A Practical Bedside Algorithm

  1. Sort into a Group
    • Same vs Modified vs New pain (compare character + distribution with pre-op).
  2. Screen for red flags/complications
    Fever/wound issues, new neurologic deficits, severe nocturnal pain → urgent surgical review ± imaging.
  3. Map likely generators
    • Buttock/PSIS point, sitting intolerance, Fortin finger → SIJ.
    • Paraspinal focal tenderness, pain with extension/rotation, sit→stand pain → facet.
    • Deep gluteal tenderness, seated pain, FAIR test → piriformis.
    • Anterior hip flexor tenderness, pain on resisted hip flexion → psoas.
    • Widespread tenderness, sleep/fatigue, multiple somatic symptoms → fibromyalgia.
  4. Confirm with blocks (small volume, image-guided)
    • Positive, reproducible relief (≥ 70–80% short-term) → proceed to definitive therapy for that structure.
  5. If Modified Pain after surgery
    • Consider EF, adjacent segment facet, myofascial, CRPS. Use epidurography to assess adhesions; treat per EF pathway or facet/CRPS pathways.
  6. If EF dominates and recurs
    • Move earlier to SCS instead of repeated lysis cycles.
  7. Rehab & secondary prevention
    • Core stabilization, hip abductor/extensor strength, hamstring/hip flexor flexibility, graded activity, sleep restoration (especially in FM), and patient education to reduce fear-avoidance.

Procedural Pearls & Pitfalls

  • Match the map: Character (neuropathic vs nociceptive) and dermatomal/myotomal map steer you; MRI is confirmatory at best.
  • Don’t shotgun levels: With multilevel disease, identify the dominant generator with diagnostic blocks before any revision surgery or ablation.
  • Anterior vs posterior dura matters: Anterior dura is pain-sensitive; posterior fibrosis alone seldom explains pain.
  • Epidural injections: Avoid continuous forceful large-volume injections; use incremental boluses with pauses.
  • Adhesiolysis expectations: Relief is time-limited; counsel patients on recurrence and the role of SCS.
  • CRPS vigilance: Disproportionate pain with color/temp changes, edema, allodynia—treat early and consider neuromodulation if refractory.
  • Adjacent segment disease: Expect and screen for facet pain above/below rigid fusions.

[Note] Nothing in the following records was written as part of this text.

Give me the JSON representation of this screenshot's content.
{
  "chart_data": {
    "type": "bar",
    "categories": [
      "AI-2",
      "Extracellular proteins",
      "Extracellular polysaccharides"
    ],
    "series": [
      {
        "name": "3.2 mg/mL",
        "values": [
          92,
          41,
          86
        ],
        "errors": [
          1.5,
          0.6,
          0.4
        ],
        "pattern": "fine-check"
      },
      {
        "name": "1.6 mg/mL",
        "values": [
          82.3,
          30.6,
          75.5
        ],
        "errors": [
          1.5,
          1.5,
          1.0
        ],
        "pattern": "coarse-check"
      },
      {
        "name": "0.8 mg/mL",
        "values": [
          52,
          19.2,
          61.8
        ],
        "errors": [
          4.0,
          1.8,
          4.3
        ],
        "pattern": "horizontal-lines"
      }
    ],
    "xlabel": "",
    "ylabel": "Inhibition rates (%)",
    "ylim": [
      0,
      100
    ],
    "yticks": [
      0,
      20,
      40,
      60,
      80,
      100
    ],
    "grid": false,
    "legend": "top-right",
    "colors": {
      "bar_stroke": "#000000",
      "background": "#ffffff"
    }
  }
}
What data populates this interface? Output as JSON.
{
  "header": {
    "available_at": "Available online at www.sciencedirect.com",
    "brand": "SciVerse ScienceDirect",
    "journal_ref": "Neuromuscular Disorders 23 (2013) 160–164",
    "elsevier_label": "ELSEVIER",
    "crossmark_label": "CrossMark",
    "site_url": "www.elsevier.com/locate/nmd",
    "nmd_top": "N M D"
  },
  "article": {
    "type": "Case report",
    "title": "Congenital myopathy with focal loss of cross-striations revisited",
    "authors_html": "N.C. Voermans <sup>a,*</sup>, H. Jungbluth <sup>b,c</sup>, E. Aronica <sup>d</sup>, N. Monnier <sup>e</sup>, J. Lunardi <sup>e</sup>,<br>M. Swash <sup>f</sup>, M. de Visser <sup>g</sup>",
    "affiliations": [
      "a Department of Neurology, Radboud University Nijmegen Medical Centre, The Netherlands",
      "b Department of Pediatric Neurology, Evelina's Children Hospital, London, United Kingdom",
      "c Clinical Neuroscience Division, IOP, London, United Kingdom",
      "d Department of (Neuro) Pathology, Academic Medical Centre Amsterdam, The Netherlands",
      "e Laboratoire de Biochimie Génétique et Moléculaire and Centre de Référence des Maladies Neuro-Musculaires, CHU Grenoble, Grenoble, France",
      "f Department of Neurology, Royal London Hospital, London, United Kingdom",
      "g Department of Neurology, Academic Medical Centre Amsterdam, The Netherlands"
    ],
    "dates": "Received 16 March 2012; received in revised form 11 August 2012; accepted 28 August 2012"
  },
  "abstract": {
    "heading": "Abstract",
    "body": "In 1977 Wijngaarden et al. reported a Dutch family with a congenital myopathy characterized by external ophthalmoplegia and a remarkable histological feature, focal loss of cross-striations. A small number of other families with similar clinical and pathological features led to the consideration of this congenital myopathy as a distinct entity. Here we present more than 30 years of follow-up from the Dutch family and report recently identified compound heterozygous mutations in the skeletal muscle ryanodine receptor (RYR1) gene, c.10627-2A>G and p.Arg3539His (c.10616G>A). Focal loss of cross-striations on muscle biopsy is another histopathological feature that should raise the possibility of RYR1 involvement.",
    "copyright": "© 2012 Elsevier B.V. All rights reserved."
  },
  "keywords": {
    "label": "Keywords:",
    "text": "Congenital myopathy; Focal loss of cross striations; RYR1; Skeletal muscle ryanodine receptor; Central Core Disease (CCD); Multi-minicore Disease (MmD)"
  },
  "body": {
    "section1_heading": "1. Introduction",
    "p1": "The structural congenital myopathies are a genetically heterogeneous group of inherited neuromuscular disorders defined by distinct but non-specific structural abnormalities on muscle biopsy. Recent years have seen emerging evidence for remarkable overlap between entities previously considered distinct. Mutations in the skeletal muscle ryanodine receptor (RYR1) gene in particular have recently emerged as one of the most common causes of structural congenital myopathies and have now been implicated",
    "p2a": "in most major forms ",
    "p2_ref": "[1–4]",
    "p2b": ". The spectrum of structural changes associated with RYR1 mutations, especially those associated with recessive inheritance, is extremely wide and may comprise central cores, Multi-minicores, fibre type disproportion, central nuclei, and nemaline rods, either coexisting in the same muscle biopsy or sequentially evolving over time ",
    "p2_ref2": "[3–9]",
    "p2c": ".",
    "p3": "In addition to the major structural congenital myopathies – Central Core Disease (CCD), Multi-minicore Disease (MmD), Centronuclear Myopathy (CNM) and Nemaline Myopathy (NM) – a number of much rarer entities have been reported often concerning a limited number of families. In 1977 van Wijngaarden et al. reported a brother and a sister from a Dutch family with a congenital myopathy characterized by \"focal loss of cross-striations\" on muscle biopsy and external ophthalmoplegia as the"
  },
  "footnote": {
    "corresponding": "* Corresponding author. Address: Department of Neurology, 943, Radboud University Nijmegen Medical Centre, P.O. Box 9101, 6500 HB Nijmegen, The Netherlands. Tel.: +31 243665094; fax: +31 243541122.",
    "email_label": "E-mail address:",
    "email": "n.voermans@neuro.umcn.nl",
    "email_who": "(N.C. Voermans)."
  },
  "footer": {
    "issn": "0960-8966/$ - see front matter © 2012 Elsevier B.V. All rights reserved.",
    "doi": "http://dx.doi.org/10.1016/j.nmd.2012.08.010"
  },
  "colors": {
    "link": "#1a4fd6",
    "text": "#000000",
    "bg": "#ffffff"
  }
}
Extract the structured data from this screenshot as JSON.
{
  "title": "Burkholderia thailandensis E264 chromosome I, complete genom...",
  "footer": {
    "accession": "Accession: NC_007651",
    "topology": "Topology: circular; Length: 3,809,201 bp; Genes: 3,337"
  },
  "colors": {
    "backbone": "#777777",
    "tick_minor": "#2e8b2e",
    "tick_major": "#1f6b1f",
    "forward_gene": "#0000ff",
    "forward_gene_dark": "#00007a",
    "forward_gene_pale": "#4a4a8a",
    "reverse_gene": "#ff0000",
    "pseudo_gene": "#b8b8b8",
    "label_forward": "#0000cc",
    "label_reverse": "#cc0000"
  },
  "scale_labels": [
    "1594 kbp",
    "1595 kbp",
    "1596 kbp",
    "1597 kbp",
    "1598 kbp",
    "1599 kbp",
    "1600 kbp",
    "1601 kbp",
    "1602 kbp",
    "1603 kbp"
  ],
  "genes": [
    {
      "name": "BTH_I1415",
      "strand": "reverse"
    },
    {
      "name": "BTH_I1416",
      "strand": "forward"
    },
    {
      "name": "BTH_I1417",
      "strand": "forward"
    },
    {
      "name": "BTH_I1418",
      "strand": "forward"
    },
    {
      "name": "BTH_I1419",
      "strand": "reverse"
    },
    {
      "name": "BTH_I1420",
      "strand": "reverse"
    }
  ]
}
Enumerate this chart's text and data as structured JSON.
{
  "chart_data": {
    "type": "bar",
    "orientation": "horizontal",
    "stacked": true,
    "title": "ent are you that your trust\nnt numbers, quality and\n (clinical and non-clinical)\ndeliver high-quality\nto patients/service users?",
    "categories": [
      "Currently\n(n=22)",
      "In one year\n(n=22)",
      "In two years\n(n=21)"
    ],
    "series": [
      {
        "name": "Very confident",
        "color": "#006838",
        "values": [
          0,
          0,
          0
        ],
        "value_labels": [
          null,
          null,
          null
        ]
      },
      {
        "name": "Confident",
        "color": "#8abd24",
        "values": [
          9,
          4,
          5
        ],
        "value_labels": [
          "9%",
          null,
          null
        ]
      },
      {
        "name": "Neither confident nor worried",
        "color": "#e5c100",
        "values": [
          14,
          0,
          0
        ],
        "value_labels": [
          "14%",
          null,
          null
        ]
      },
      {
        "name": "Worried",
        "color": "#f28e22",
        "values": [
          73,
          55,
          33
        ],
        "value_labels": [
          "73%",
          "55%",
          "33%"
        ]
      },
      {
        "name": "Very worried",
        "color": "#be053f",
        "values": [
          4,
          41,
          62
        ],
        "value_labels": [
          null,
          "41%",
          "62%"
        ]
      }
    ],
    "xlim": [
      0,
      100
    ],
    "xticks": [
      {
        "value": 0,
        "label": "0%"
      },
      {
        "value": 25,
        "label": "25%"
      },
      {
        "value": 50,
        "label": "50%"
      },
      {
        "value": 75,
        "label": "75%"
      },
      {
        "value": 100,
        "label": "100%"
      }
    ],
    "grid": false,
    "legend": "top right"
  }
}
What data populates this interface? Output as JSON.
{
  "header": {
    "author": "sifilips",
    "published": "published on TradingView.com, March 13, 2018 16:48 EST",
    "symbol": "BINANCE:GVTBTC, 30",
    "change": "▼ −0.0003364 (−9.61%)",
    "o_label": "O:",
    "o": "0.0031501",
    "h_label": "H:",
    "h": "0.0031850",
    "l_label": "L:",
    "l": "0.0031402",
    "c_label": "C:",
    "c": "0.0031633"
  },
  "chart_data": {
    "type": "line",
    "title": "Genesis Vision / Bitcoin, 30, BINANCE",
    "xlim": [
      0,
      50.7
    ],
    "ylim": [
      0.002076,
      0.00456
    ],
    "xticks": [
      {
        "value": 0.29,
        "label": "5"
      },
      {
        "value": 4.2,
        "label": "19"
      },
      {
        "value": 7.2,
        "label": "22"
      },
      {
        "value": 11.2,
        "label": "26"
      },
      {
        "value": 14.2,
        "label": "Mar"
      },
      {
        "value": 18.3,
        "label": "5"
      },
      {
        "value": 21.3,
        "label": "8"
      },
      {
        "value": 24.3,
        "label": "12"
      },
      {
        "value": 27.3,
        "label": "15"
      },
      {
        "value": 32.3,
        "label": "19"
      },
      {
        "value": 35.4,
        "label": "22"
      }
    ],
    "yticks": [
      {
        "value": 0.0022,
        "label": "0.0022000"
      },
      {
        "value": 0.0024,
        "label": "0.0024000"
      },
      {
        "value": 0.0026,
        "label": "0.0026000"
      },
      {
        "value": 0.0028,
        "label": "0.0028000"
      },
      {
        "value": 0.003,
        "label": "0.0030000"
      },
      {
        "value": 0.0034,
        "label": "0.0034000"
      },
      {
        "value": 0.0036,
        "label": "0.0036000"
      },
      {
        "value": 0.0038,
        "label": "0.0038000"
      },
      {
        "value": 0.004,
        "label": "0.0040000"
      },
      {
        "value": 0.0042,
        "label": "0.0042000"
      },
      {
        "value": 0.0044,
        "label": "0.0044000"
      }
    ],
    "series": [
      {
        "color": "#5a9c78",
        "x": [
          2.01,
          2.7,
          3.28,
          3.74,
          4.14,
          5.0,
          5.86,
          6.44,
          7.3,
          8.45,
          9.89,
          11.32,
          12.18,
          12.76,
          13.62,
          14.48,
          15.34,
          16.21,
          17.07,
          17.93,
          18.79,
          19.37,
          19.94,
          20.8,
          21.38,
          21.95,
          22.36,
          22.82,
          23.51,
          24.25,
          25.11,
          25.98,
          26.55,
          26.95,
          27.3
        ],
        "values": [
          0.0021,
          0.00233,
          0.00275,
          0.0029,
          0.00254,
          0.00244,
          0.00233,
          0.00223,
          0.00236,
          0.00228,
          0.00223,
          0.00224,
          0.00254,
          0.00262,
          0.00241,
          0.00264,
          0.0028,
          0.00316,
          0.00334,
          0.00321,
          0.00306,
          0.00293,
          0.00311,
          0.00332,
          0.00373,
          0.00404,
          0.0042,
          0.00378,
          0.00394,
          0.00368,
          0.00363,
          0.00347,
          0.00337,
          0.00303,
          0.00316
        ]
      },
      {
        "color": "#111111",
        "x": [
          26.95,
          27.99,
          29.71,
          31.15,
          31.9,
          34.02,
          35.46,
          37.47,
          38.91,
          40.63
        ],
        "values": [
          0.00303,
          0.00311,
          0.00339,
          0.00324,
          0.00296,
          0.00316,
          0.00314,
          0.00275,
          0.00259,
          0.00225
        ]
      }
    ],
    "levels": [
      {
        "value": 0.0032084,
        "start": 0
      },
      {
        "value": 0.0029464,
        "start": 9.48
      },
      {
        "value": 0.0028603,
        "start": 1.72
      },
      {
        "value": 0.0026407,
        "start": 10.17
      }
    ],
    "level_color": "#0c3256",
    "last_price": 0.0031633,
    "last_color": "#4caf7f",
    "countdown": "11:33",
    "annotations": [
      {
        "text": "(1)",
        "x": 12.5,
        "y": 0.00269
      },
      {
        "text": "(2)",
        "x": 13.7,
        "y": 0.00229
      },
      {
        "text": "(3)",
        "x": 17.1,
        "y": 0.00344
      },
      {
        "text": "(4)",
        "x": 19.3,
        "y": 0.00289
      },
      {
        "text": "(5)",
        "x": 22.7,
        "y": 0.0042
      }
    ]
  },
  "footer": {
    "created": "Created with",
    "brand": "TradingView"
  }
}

Putting It All Together (Example Pathways)

  • Same L5-pattern sciatica post-laminectomy → Check SI/facet/piriformis; staged blocks. If negative and epidurography shows anterior filling defect → targeted adhesiolysis; consider SCS if recurrence.
  • Radicular leg pain improved; now disabling axial back pain → Think anterior dura tethering or adjacent facet: epidurography ± medial branch blocks → volumetric/targeted lysis or facet RFA as indicated; rehab.
  • Late new buttock pain pointing to PSISSI joint block → lateral branch RFA if validated.
  • Widespread pain, sleep dysfunctionFibromyalgia program first; re-assess spine-specific pain thereafter.

Take-Home Messages

  • FBSS ≠ “failed surgeon.” It’s a pattern-based problem requiring generator-specific diagnosis.
  • Three groups (Same / Modified / New) keep you honest and guide testing.
  • Diagnostic blocks are the backbone—they de-bias decisions when imaging is noisy.
  • Epidural fibrosis is common but anterior EF is the pain-maker; adhesiolysis helps but recursSCS is the modern, evidence-strong option for durable relief in suitable patients.
  • Always consider adjacent segment facet pain, myofascial contributors, and CRPS, and treat FM first when present.